Doch neben dem Marktplatz beansprucht auch immer wieder die Wüste ihr Recht. Wüste bedeutet Einsamkeit, Alleinsein, Stille. Die Wüste lädt ein zur Besinnung auf das Wesentliche. Sie kann uns helfen, zur Mitte zu finden. In der Wüste wird der Blick frei für die größere Wirklichkeit, wofür das Herz sich öffnen soll. Wir wissen, wie sehr Jesus selbst Stille und Einsamkeit geliebt hat. Auch uns tut es gut, wenn wir uns regelmäßig in die „Wüste“ zurückziehen, um in der Stille Gott zu begegnen. Liebe Schwester Dominika, ich wünsche Ihnen solche Tage der Stille: Gönnen Sie sich hin und wieder einen Wüstentag! Dann werden Sie noch überzeugender und strahlender auf dem Marktplatz des Lebens zeigen, dass Sie mit Leib und Seele Franziskanerin sind. An Ihnen wird ablesbar, was Jesus im heutigen Evangelium sagt: „Wer die Wahrheit tut (!) – nicht nur lehrt – der kommt zum Licht, damit offenbar wird, dass seine Taten in Gott vollbracht sind.“ (Joh 3,21)
„Es ist vollbracht.“ (Joh 19,30). Das sind Jesu letzte Worte am Kreuz. So wird noch einmal unser Bibeltext lebendig: „Wie Mose die Schlange in der Wüste erhöht hat, so muss der Menschensohn erhöht werden, damit jeder, der an ihn glaubt, in ihm das ewige Leben hat.“ Das Kreuz und die erhöhte Schlange: Das erinnert an das Symbol der Ärzte und Apotheker. Wir denken an den Äskulapstab. Ist nicht der Christus am Kreuz ein siegreich aufgerichteter Äskulapstab? „Ich bin Jahwe, dein Arzt“, sagt schon der Gott des Alten Bundes (Ex 15,26). Und Jesus selbst sieht sich als Arzt, als Heilender, als Heiland, der durchs Land zieht unter dem Motto: „Nicht die Gesunden brauchen den Arzt, sondern die Kranken.“ (Mt 9,12)

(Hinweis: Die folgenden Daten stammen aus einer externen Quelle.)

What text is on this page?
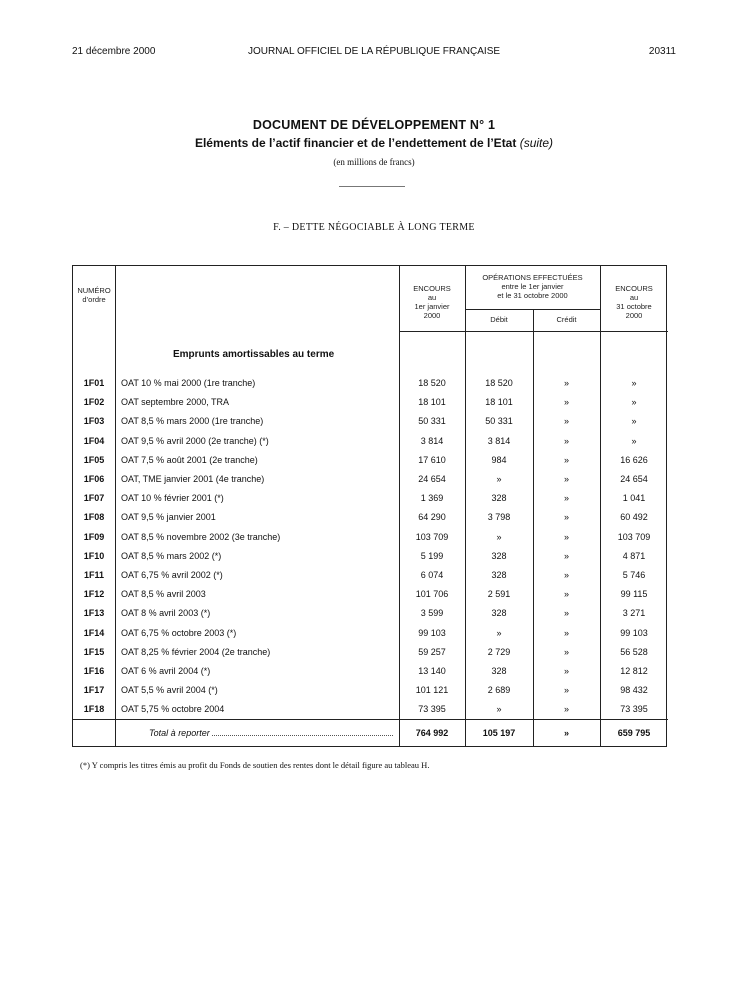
21 décembre 2000	JOURNAL OFFICIEL DE LA RÉPUBLIQUE FRANÇAISE	20311
DOCUMENT DE DÉVELOPPEMENT N° 1
Eléments de l’actif financier et de l’endettement de l’Etat (suite)
(en millions de francs)
F. – DETTE NÉGOCIABLE À LONG TERME
NUMÉRO
d’ordre
ENCOURS
au
1er janvier
2000
OPÉRATIONS EFFECTUÉES
entre le 1er janvier
et le 31 octobre 2000
Débit	Crédit
ENCOURS
au
31 octobre
2000
Emprunts amortissables au terme
1F01	OAT 10 % mai 2000 (1re tranche)	18 520	18 520	»	»
1F02	OAT septembre 2000, TRA	18 101	18 101	»	»
1F03	OAT 8,5 % mars 2000 (1re tranche)	50 331	50 331	»	»
1F04	OAT 9,5 % avril 2000 (2e tranche) (*)	3 814	3 814	»	»
1F05	OAT 7,5 % août 2001 (2e tranche)	17 610	984	»	16 626
1F06	OAT, TME janvier 2001 (4e tranche)	24 654	»	»	24 654
1F07	OAT 10 % février 2001 (*)	1 369	328	»	1 041
1F08	OAT 9,5 % janvier 2001	64 290	3 798	»	60 492
1F09	OAT 8,5 % novembre 2002 (3e tranche)	103 709	»	»	103 709
1F10	OAT 8,5 % mars 2002 (*)	5 199	328	»	4 871
1F11	OAT 6,75 % avril 2002 (*)	6 074	328	»	5 746
1F12	OAT 8,5 % avril 2003	101 706	2 591	»	99 115
1F13	OAT 8 % avril 2003 (*)	3 599	328	»	3 271
1F14	OAT 6,75 % octobre 2003 (*)	99 103	»	»	99 103
1F15	OAT 8,25 % février 2004 (2e tranche)	59 257	2 729	»	56 528
1F16	OAT 6 % avril 2004 (*)	13 140	328	»	12 812
1F17	OAT 5,5 % avril 2004 (*)	101 121	2 689	»	98 432
1F18	OAT 5,75 % octobre 2004	73 395	»	»	73 395
Total à reporter	764 992	105 197	»	659 795
(*) Y compris les titres émis au profit du Fonds de soutien des rentes dont le détail figure au tableau H.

Liebe Schwester Dominika, in den vergangenen 25 Jahren haben Sie viel erlebt. Dabei haben Sie erfahren, dass Ordensleben kein Spaziergang ist, sondern auch Stationen des Kreuzwegs kennt. Gerade in solchen Phasen spüren wir, dass Jesus heilt, dass seine Botschaft heilsam sein kann. Im Laufe des Lebens steigen wir ja nicht nur nach Tabor hinauf, sondern müssen immer wieder hinunter ins Tal, vom tristen Trott des Alltags ganz zu schweigen. Unten muss sich bewähren, was wir oben auf dem Gipfel erlebt haben. So wünsche ich Ihnen, liebe Schwester Dominika, dass Sie sich im Herzen eine Vorratskammer anlegen mit Augenblicken der Erfüllung und des Glücks, damit sie auch dann treu ihren Weg gehen, wenn Durchhänger und Schwierigkeiten zu bewältigen sind. Denken Sie immer wieder an das schöne Sprichwort: Die Augenblicke, in denen wir die Zeit vergaßen, vergessen wir nie. - Mögen Sie stets von Mitschwestern und guten Freunden umgeben sein, denen Sie sich anvertrauen können, die Sie begleiten und tragen! Noch einmal möchte ich dazu den Psalmisten sprechen lassen: „Muss ich auch wandern in finsterer Schlucht, ich fürchte kein Unheil. Er stillt mein Verlangen; er leitet mich auf rechten Pfaden, treu seinem Namen.“ (vgl. Ps 23, 3f.)
Zusammen mit Schwester Dominika danken wir Gott für 25 Jahre Treue und erbitten für sie weiterhin viel Freude an ihrer Berufung. Die Worte, mit denen der hl. Franziskus Bruder Leo segnete, gelten heute Schwester Dominika:
Der Herr segne dich und behüte dich.
Er zeige dir sein Angesicht und erbarme sich deiner.
Er wende dir sein Antlitz zu und schenke dir Frieden. Amen.